LAS VEGAS—They came from Arizona and Australia, Boston and the Bahamas, South Carolina and South Africa to raise high the elixir of liberty in this, the most laissez-faire city in America.
More than 2,100 strong, they crowded the corridors of Bally’s Casino and Resort to attend FreedomFest 2010, the largest-ever “non-political” gathering of libertarians.
They booed the leaders of the Republican and Democratic parties as cynical apostles of Big Government. They shared horror stories about the impact of federal spending and debt on their portfolios, while lingering at exhibits touting gold as a solid investment.
They listened intently as publisher Steve Forbes and Whole Foods founder John Mackey disclosed some secrets of their success.
“A great leader challenges the conventional,” said Forbes, who advocated a flat tax while running for president and insists it’s still a good idea.
Because he never took a business course in college, Mackey said, he didn’t know what “couldn’t be done.” Take, for example, making money while behaving in an ethical way and providing healthy food.
Economist and investment analyst Mark Skousen, the genial chairman and founder of FreedomFest, made sure attendees got their money’s worth July 8-11. The agenda was crowded with 164 speakers and more than 100 talks, debates and breakout sessions.
Heritage Foundation fellow Brian Walsh, co-author of the new book “One Nation Under Arrest,” raised many an eyebrow when he reported that Americans are subject to more than 4,400 federal criminal statutes. And that’s not accounting for “regulatory crimes,” so plentiful that the Congressional Research Service admits it can’t calculate the total.
At a reverential luncheon, Nathaniel and Barbara Branden waxed rhapsodic about Ayn Rand, author of “Atlas Shrugged” and high priestess of Objectivism. Rand was, they agreed, generous, sensitive, an almost hypnotic speaker, infinitely patient with “eager, inquiring minds.”
The entranced faces of young female acolytes in the audience dimmed considerably, though, when the Brandens admitted that Rand taught that man is defined by his relationship to reality, woman by her relationship to man.
“None of us are perfect,” Barbara conceded.
Leon Louw, executive director of South Africa’s Free Market Foundation, stunned listeners when he asked them to name the world’s fastest-growing economy of the past 30 years, and then supplied the answer: Botswana.
Africa was an economic disaster, Louw said, but many of the continent’s nations have moved steadily toward economic freedom.

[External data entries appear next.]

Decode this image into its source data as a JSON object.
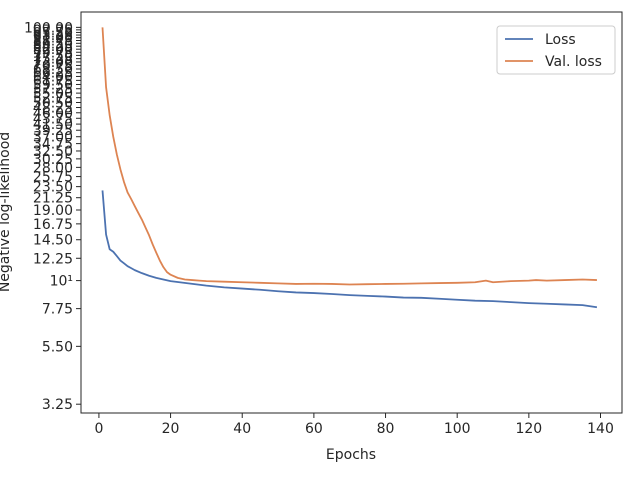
{
  "chart_data": {
    "type": "line",
    "title": "",
    "xlabel": "Epochs",
    "ylabel": "Negative log-likelihood",
    "xlim": [
      -5,
      146
    ],
    "ylim": [
      3.0,
      115
    ],
    "yscale": "log",
    "grid": false,
    "legend_position": "top-right",
    "x_ticks": [
      0,
      20,
      40,
      60,
      80,
      100,
      120,
      140
    ],
    "x_tick_labels": [
      "0",
      "20",
      "40",
      "60",
      "80",
      "100",
      "120",
      "140"
    ],
    "y_ticks": [
      3.25,
      5.5,
      7.75,
      10,
      12.25,
      14.5,
      16.75,
      19,
      21.25,
      23.5,
      25.75,
      28,
      30.25,
      32.5,
      34.75,
      37,
      39.25,
      41.5,
      43.75,
      46,
      48.25,
      50.5,
      52.75,
      55,
      57.25,
      59.5,
      61.75,
      64,
      66.25,
      68.5,
      70.75,
      73,
      75.25,
      77.5,
      79.75,
      82,
      84.25,
      86.5,
      88.75,
      91,
      93.25,
      95.5,
      97.75,
      100
    ],
    "y_tick_labels": [
      "3.25",
      "5.50",
      "7.75",
      "10¹",
      "12.25",
      "14.50",
      "16.75",
      "19.00",
      "21.25",
      "23.50",
      "25.75",
      "28.00",
      "30.25",
      "32.50",
      "34.75",
      "37.00",
      "39.25",
      "41.50",
      "43.75",
      "46.00",
      "48.25",
      "50.50",
      "52.75",
      "55.00",
      "57.25",
      "59.50",
      "61.75",
      "64.00",
      "66.25",
      "68.50",
      "70.75",
      "73.00",
      "75.25",
      "77.50",
      "79.75",
      "82.00",
      "84.25",
      "86.50",
      "88.75",
      "91.00",
      "93.25",
      "95.50",
      "97.75",
      "100.00"
    ],
    "series": [
      {
        "name": "Loss",
        "color": "#4c72b0",
        "x": [
          1,
          2,
          3,
          4,
          5,
          6,
          7,
          8,
          9,
          10,
          12,
          14,
          16,
          18,
          20,
          25,
          30,
          35,
          40,
          45,
          50,
          55,
          60,
          65,
          70,
          75,
          80,
          85,
          90,
          95,
          100,
          105,
          110,
          115,
          120,
          125,
          130,
          135,
          139
        ],
        "y": [
          22.7,
          15.2,
          13.3,
          13.0,
          12.5,
          12.0,
          11.7,
          11.4,
          11.2,
          11.0,
          10.7,
          10.45,
          10.25,
          10.1,
          9.95,
          9.75,
          9.55,
          9.4,
          9.3,
          9.2,
          9.08,
          8.98,
          8.93,
          8.85,
          8.76,
          8.7,
          8.65,
          8.57,
          8.55,
          8.48,
          8.4,
          8.33,
          8.3,
          8.22,
          8.15,
          8.1,
          8.05,
          8.0,
          7.85
        ]
      },
      {
        "name": "Val. loss",
        "color": "#dd8452",
        "x": [
          1,
          2,
          3,
          4,
          5,
          6,
          7,
          8,
          9,
          10,
          11,
          12,
          13,
          14,
          15,
          16,
          17,
          18,
          19,
          20,
          22,
          24,
          26,
          28,
          30,
          35,
          40,
          45,
          50,
          55,
          60,
          65,
          70,
          75,
          80,
          85,
          90,
          95,
          100,
          105,
          108,
          110,
          115,
          120,
          122,
          125,
          130,
          135,
          139
        ],
        "y": [
          100,
          58,
          45,
          37,
          31.5,
          27.5,
          24.5,
          22.3,
          21.0,
          19.7,
          18.5,
          17.4,
          16.2,
          15.1,
          13.9,
          12.9,
          12.0,
          11.3,
          10.8,
          10.55,
          10.25,
          10.1,
          10.05,
          10.0,
          9.95,
          9.9,
          9.85,
          9.8,
          9.75,
          9.7,
          9.72,
          9.7,
          9.65,
          9.68,
          9.7,
          9.72,
          9.75,
          9.78,
          9.8,
          9.85,
          10.0,
          9.85,
          9.95,
          10.0,
          10.05,
          10.0,
          10.05,
          10.1,
          10.05
        ]
      }
    ]
  }
}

Memo to President Obama: The finance minister of South Africa, governed by the Marxist African National Congress, has called government bailouts “immoral.”

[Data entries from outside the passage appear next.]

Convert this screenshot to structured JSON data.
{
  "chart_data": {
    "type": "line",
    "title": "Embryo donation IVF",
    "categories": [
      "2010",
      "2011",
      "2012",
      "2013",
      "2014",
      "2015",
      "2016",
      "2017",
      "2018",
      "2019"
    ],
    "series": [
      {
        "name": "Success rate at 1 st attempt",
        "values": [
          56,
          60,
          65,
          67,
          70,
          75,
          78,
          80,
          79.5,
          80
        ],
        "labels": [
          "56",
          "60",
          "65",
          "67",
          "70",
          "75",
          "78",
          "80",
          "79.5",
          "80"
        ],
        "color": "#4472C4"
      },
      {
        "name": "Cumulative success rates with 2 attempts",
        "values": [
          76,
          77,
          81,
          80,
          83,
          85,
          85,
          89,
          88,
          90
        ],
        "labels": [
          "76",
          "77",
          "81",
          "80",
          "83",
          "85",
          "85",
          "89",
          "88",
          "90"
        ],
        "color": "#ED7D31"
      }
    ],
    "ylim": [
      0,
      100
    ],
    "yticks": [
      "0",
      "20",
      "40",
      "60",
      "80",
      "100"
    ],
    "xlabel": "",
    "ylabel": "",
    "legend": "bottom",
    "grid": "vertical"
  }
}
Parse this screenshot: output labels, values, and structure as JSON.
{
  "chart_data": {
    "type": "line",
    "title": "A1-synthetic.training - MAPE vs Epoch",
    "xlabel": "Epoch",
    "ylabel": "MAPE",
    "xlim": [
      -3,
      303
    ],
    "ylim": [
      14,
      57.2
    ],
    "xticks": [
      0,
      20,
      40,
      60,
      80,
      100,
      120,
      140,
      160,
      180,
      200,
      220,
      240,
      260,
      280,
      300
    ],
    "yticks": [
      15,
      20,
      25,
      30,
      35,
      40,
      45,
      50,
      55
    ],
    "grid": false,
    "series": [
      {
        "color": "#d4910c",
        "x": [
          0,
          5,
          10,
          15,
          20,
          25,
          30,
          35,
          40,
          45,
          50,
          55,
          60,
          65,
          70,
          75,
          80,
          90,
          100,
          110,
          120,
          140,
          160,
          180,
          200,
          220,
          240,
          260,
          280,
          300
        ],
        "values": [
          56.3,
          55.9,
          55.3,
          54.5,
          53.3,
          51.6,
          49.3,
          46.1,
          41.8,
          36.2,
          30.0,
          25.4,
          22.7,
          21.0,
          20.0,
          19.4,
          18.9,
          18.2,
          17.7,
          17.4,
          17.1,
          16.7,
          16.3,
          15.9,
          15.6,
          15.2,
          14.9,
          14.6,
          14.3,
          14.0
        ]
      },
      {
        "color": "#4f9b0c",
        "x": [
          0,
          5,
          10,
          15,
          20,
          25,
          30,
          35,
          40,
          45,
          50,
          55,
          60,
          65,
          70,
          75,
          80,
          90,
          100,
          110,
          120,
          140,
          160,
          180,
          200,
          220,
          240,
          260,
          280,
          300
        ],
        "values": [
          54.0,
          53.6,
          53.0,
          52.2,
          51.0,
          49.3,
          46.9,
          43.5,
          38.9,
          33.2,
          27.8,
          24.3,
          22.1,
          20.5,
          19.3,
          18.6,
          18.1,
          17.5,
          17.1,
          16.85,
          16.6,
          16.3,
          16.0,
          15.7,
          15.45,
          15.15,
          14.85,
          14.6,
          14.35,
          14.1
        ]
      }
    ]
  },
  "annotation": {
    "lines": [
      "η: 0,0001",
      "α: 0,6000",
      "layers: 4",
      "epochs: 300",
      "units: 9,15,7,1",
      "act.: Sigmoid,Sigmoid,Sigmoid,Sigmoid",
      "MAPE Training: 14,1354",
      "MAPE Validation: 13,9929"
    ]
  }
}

But FreedomFest wasn’t all talk all the time. The concluding banquet brought a few scenes from the musical drama “1776.” Skousen, a descendent of Benjamin Franklin, played the good doctor while Forbes, in wig and breeches, portrayed George Washington.
An ensemble called the Revolutionaries (aka the Pink Flamingos) offered music of a decidedly liberated variety, prompting young and old to do the Bubble Wrap Hop and toss a shark (representing the federal government) back and forth over a net.
Scheduled debates were usually rational, but not always. Among topics: whether Franklin D. Roosevelt “ended” the Great Depression; the Constitution v. the Articles of Confederation; the future of freedom in the land of the free.
To these ears, Lawrence Reed, president of the New York-based Foundation for Economic Education, won the Depression debate with this remark: “America finally recovered when FDR didn’t.”
Libertarians tend toward the utopian in politics. Some talked tough, especially the Randians, about bolting both established political parties and getting behind a third party in 2010 and beyond.
But conservative direct mail pioneer Richard Viguerie, never one to hesitate to criticize or even condemn the Republicans, brought the audience back to earth with a blunt warning.
“If you want your grandchildren to live under socialism,” Viguerie said, “go with a third party. The liberals will put themselves in power for generations if we [on the Right] divide ourselves into two parties.”
Heads nodded throughout the hall.
Yes, the libertarians are coming. And if it’s not always clear where they’re going — Bring Back the Gold Standard? Go Third Party? God Is the Problem? — they essentially agree with Ronald Reagan on one key point.
“In this present crisis,” Reagan famously said in his first inaugural address, “government is not the solution to our problems; government is the problem.”
Lee Edwards, Ph.D., a leading historian of American conservatism, is the Distinguished Fellow in Conservative Thought at The Heritage Foundation. In-house authority on the movement for the prominent Washington think tank, Edwards is the author of 20 books, including biographies of Ronald Reagan, Barry Goldwater and — his latest — William F. Buckley Jr.